[Math] Shortest Distance between all pairs of nodes in graph

Question

As the title says, how should I go about finding the shortest distance between all pairs of nodes (Each node has x and y co-odrinates associated with it) on a graph?

A brute force method is to run shortest path finding algorithms between all the pairs of the points. Is there a better way to approach this problem. (The reason I need this is I am trying to solve Traveling Salesman Problem using Ant Colony Optimziation which requires the cost matrix between each pair of nodes)

Answer 1

There are several algorithms, differing in the nature of the edge type, edge cost, and running time. Assume a graph $G$ with vertices, $V$, and edge, $E$. You do not say if your graph is directed or undirected. You do not describe edge weights. You do not indicate an expected number of edges in terms of vertices or number of vertices in terms of edges, so identifying a "best" algorithm is impossible.

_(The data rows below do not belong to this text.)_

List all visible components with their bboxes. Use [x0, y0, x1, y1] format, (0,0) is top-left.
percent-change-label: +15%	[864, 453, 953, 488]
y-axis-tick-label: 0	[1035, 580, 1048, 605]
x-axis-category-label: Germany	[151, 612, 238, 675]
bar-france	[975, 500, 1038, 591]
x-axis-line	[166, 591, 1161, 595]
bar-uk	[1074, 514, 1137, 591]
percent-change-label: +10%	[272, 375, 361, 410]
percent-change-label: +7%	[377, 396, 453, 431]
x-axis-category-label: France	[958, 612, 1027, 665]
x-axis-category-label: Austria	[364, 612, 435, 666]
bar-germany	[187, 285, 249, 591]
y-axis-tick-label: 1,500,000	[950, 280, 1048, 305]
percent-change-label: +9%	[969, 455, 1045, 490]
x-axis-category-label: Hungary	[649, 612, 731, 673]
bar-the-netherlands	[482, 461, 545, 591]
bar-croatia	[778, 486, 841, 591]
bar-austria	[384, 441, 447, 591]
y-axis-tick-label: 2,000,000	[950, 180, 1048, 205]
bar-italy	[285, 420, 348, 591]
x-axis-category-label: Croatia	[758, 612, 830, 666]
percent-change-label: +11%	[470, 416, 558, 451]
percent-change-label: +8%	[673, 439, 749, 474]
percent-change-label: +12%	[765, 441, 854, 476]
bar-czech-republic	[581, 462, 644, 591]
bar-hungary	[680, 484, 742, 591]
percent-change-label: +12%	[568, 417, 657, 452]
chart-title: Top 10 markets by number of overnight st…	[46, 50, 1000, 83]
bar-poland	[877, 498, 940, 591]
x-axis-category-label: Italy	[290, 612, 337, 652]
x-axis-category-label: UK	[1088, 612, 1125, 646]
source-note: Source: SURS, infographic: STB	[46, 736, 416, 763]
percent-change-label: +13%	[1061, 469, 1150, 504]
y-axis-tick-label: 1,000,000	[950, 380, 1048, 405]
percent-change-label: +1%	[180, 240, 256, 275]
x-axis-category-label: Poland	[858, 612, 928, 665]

Used in asymptotic estimates below, "$V$" and "$E$" denote the number of vertices and number of edges, respectively.

For undirected graphs with positive real edge weights:

• The Floyd-Warshall algorithm has $O(V^3)$ runtime.
• Pettie & Ramachandran has $O(EV \ln \alpha(E,V))$ run time, where $\alpha$ is Tarjan's inverse Ackermann function.

For undirected graphs with nonnegative integer edge weights:

• Williams has $O\left(V^3 / 2^{\Omega(\ln V)^{1/2}} \right)$ run time, where $\Omega$ is Knuth's big omega notation.
• Thorup, iterated over each vertex, has $O(EV)$ run time.

For undirected graphs having weights $1$ (for present edges) and $\infty$ (for absent edges),

• Seidel's algorithm is $O(V^\omega \ln V)$, where $\omega$ is the exponent in square matrix multiplication. It is known $\omega < 2.373$.

For directed graphs with real weights and no negative cycles,

• The Floyd-Warshall algorithm (mentioned above) has run time $O(V^3)$.
• Johnson's algorithm followed by Dijkstra's algorithm has run time $O(EV+V^2 \ln V)$.
• Pettie has run time $O(EV + V^2 \ln \ln V)$.

For directed graphs with nonnegative integer weights,

• Williams algorithm, described above can be applied.
• Hagerup has run time $O(EV + V^2 \ln ln V)$.